Semi-supervised learning — a set of training techniques that use a small number of labeled examples and a large number of unlabeled examples — typically treats all unlabeled examples the same way. But some examples are more useful for learning than others. A new approach lets models distinguish between them.

What’s new: Researchers Zhongzheng Ren, Raymond A. Yeh, and Alexander G. Schwing from the University of Illinois at Urbana-Champaign developed an algorithm that weighs the most significant examples more heavily.

Key insight: In its most common form, semi-supervised learning tries to minimize a weighted combination of supervised and unsupervised losses. Most previous approaches effectively weight each unlabeled example as equally important. The authors, instead of assigning one weight to all unlabeled examples, calculate weights for every example automatically by evaluating how it changes the model’s output during training.

How it works: The algorithm works with any semi-supervised model. It trains by alternating between optimizing the model and the per-example weights.

  • First, the authors trained the model on the training set while keeping the per-example weights fixed.
  • Then they trained the per-example weights on the validation set while keeping the model parameters fixed.
  • The authors derived an influence function to calculate the gradient of the validation loss. This function measures how changing the weight assigned to an unlabeled training example affects the model parameters.
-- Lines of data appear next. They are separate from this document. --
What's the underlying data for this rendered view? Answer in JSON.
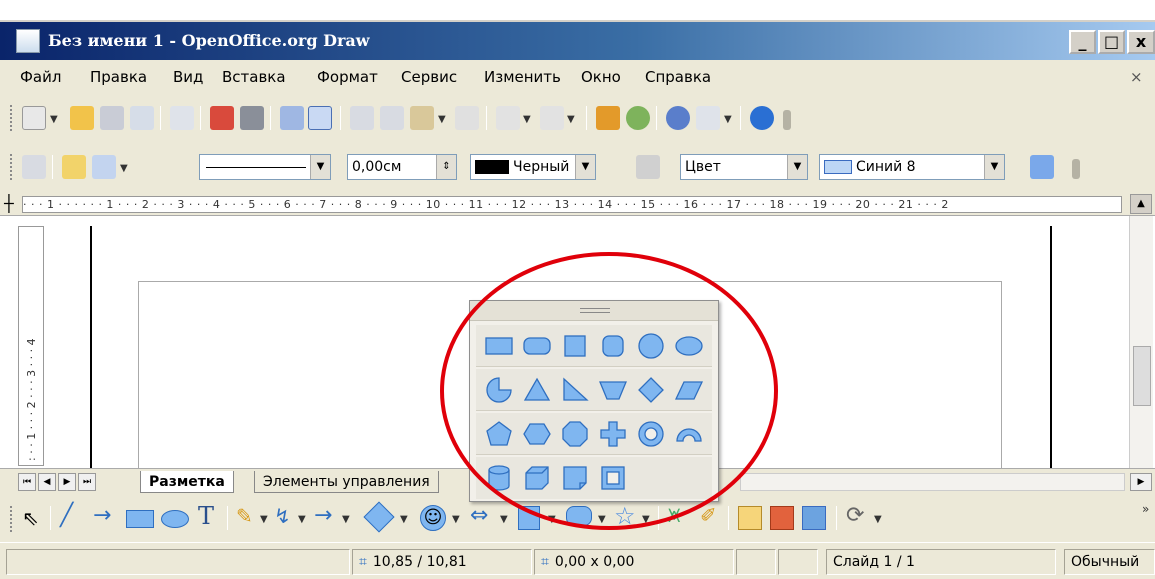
{
  "window": {
    "title": "Без имени 1 - OpenOffice.org Draw",
    "min": "_",
    "max": "□",
    "close": "x"
  },
  "menu": {
    "items": [
      "Файл",
      "Правка",
      "Вид",
      "Вставка",
      "Формат",
      "Сервис",
      "Изменить",
      "Окно",
      "Справка"
    ],
    "close": "×"
  },
  "line_toolbar": {
    "line_width": "0,00см",
    "line_color": "Черный",
    "fill_type": "Цвет",
    "fill_color": "Синий 8"
  },
  "ruler": {
    "h_ticks": "· · · 1 · · ·    · · · 1 · · · 2 · · · 3 · · · 4 · · · 5 · · · 6 · · · 7 · · · 8 · · · 9 · · · 10 · · · 11 · · · 12 · · · 13 · · · 14 · · · 15 · · · 16 · · · 17 · · · 18 · · · 19 · · · 20 · · · 21 · · · 2",
    "v_ticks": ": · · 1 · · · 2 · · · 3 · · · 4"
  },
  "tabs": {
    "active": "Разметка",
    "other": "Элементы управления"
  },
  "status": {
    "position": "10,85 / 10,81",
    "size": "0,00 x 0,00",
    "slide": "Слайд 1 / 1",
    "mode": "Обычный"
  },
  "colors": {
    "accent_blue": "#7fb6f0",
    "highlight_red": "#e0000a",
    "titlebar": "#0a246a"
  },
  "popup": {
    "rows": [
      [
        "rectangle-icon",
        "rounded-rectangle-icon",
        "square-icon",
        "rounded-square-icon",
        "circle-icon",
        "ellipse-icon"
      ],
      [
        "circle-pie-icon",
        "isosceles-triangle-icon",
        "right-triangle-icon",
        "trapezoid-icon",
        "diamond-icon",
        "parallelogram-icon"
      ],
      [
        "regular-pentagon-icon",
        "hexagon-icon",
        "octagon-icon",
        "cross-icon",
        "ring-icon",
        "block-arc-icon"
      ],
      [
        "can-icon",
        "cube-icon",
        "folded-corner-icon",
        "frame-icon"
      ]
    ]
  }
}
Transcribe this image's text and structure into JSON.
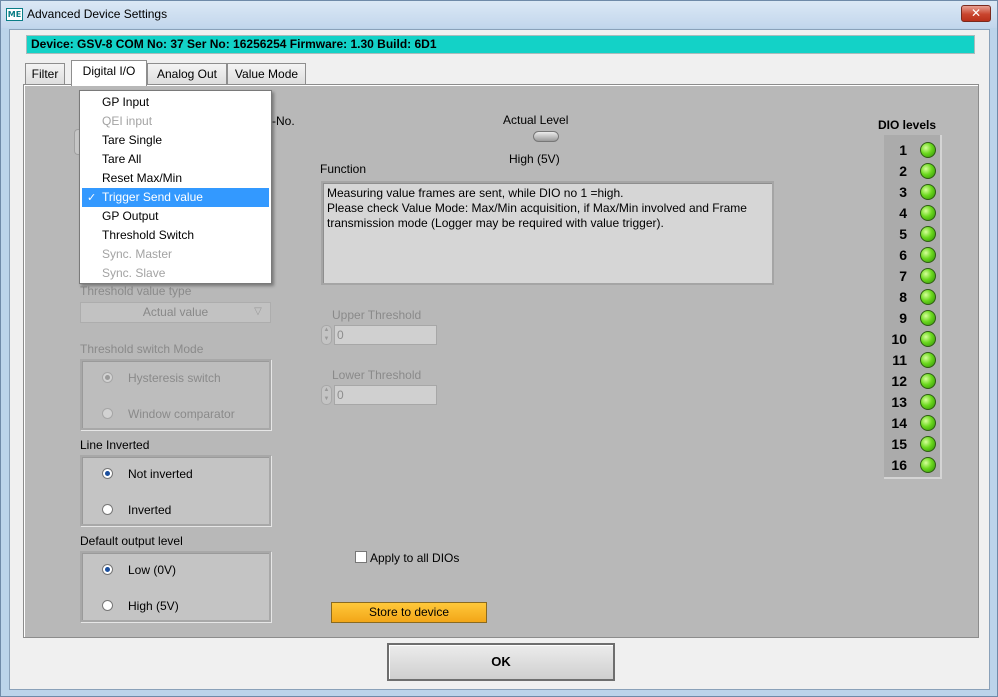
{
  "window": {
    "title": "Advanced Device Settings",
    "app_icon_text": "ME",
    "close_glyph": "✕"
  },
  "device_bar": "Device: GSV-8 COM No: 37 Ser No: 16256254 Firmware: 1.30 Build: 6D1",
  "tabs": [
    {
      "label": "Filter",
      "active": false
    },
    {
      "label": "Digital I/O",
      "active": true
    },
    {
      "label": "Analog Out",
      "active": false
    },
    {
      "label": "Value Mode",
      "active": false
    }
  ],
  "dio_no_label_fragment": "-No.",
  "actual_level": {
    "label": "Actual Level",
    "value": "High (5V)"
  },
  "function": {
    "label": "Function",
    "text_line1": "Measuring value frames are sent, while DIO no 1 =high.",
    "text_line2": "Please check Value Mode: Max/Min acquisition, if Max/Min involved and Frame",
    "text_line3": "transmission mode (Logger may be required with value trigger)."
  },
  "dropdown": {
    "items": [
      {
        "label": "GP Input",
        "enabled": true,
        "selected": false
      },
      {
        "label": "QEI input",
        "enabled": false,
        "selected": false
      },
      {
        "label": "Tare Single",
        "enabled": true,
        "selected": false
      },
      {
        "label": "Tare All",
        "enabled": true,
        "selected": false
      },
      {
        "label": "Reset Max/Min",
        "enabled": true,
        "selected": false
      },
      {
        "label": "Trigger Send value",
        "enabled": true,
        "selected": true
      },
      {
        "label": "GP Output",
        "enabled": true,
        "selected": false
      },
      {
        "label": "Threshold Switch",
        "enabled": true,
        "selected": false
      },
      {
        "label": "Sync. Master",
        "enabled": false,
        "selected": false
      },
      {
        "label": "Sync. Slave",
        "enabled": false,
        "selected": false
      }
    ],
    "check_glyph": "✓"
  },
  "threshold_value_type": {
    "label": "Threshold value type",
    "value": "Actual value",
    "arrow_glyph": "▽"
  },
  "threshold_switch_mode": {
    "label": "Threshold switch Mode",
    "options": [
      {
        "label": "Hysteresis switch",
        "checked": true
      },
      {
        "label": "Window comparator",
        "checked": false
      }
    ]
  },
  "line_inverted": {
    "label": "Line Inverted",
    "options": [
      {
        "label": "Not inverted",
        "checked": true
      },
      {
        "label": "Inverted",
        "checked": false
      }
    ]
  },
  "default_output_level": {
    "label": "Default output level",
    "options": [
      {
        "label": "Low (0V)",
        "checked": true
      },
      {
        "label": "High (5V)",
        "checked": false
      }
    ]
  },
  "upper_threshold": {
    "label": "Upper Threshold",
    "value": "0"
  },
  "lower_threshold": {
    "label": "Lower Threshold",
    "value": "0"
  },
  "apply_all": {
    "label": "Apply to all DIOs",
    "checked": false
  },
  "store_button": "Store to device",
  "ok_button": "OK",
  "dio_levels": {
    "title": "DIO levels",
    "numbers": [
      "1",
      "2",
      "3",
      "4",
      "5",
      "6",
      "7",
      "8",
      "9",
      "10",
      "11",
      "12",
      "13",
      "14",
      "15",
      "16"
    ],
    "led_color": "#6bd81e"
  }
}
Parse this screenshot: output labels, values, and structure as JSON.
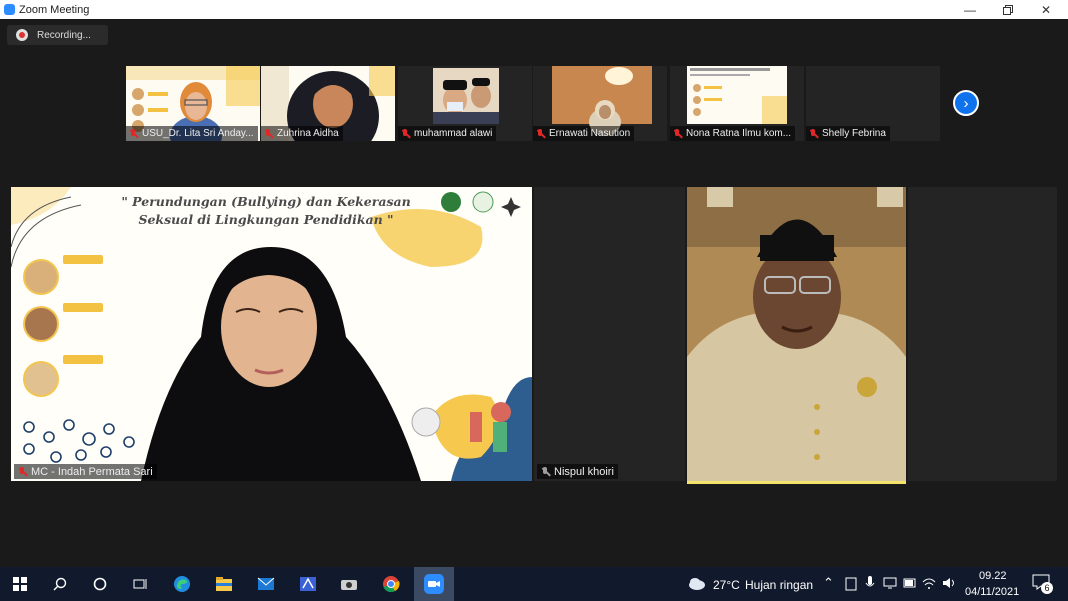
{
  "window": {
    "title": "Zoom Meeting"
  },
  "recording": {
    "label": "Recording..."
  },
  "gallery": [
    {
      "name": "USU_Dr. Lita Sri Anday..."
    },
    {
      "name": "Zuhrina Aidha"
    },
    {
      "name": "muhammad alawi"
    },
    {
      "name": "Ernawati Nasution"
    },
    {
      "name": "Nona Ratna Ilmu kom..."
    },
    {
      "name": "Shelly Febrina"
    }
  ],
  "main_speakers": {
    "left": {
      "name": "MC - Indah Permata Sari"
    },
    "middle": {
      "name": "Nispul khoiri"
    }
  },
  "slide": {
    "title": "\" Perundungan (Bullying) dan Kekerasan Seksual di Lingkungan Pendidikan \""
  },
  "taskbar": {
    "weather_temp": "27°C",
    "weather_desc": "Hujan ringan",
    "time": "09.22",
    "date": "04/11/2021",
    "notification_count": "6"
  },
  "colors": {
    "zoom_blue": "#0e72ed",
    "mic_off_red": "#e02828",
    "taskbar_bg": "#111a2c"
  }
}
Results: Using synthetic data, the authors demonstrated that less useful examples were assigned lower weights. In image classification using the Cifar-10 and SVHN datasets, their approach marginally outperformed previous state of the art semi-supervised learning work including FixMatch and UDA. Specifically, using a Wide ResNet-28-2 and Cifar-10 with 250 labeled examples, the authors’ method combined with FixMatch achieved a classification error of 5.05 percent compared to FixMatch’s 5.07 percent. Combined with UDA, the authors’ method on Cifar-10 achieved a classification error of 5.53 percent compared to UDA’s 8.76 percent.

Why it matters: Unlabeled data points are available in far greater profusion than labeled data points. This work explores a path toward unlocking their value.

We’re thinking: Sometimes another 1,000 cat pictures don’t provide a model with any more useful information. But keep sending them anyway. The Batch team appreciates it!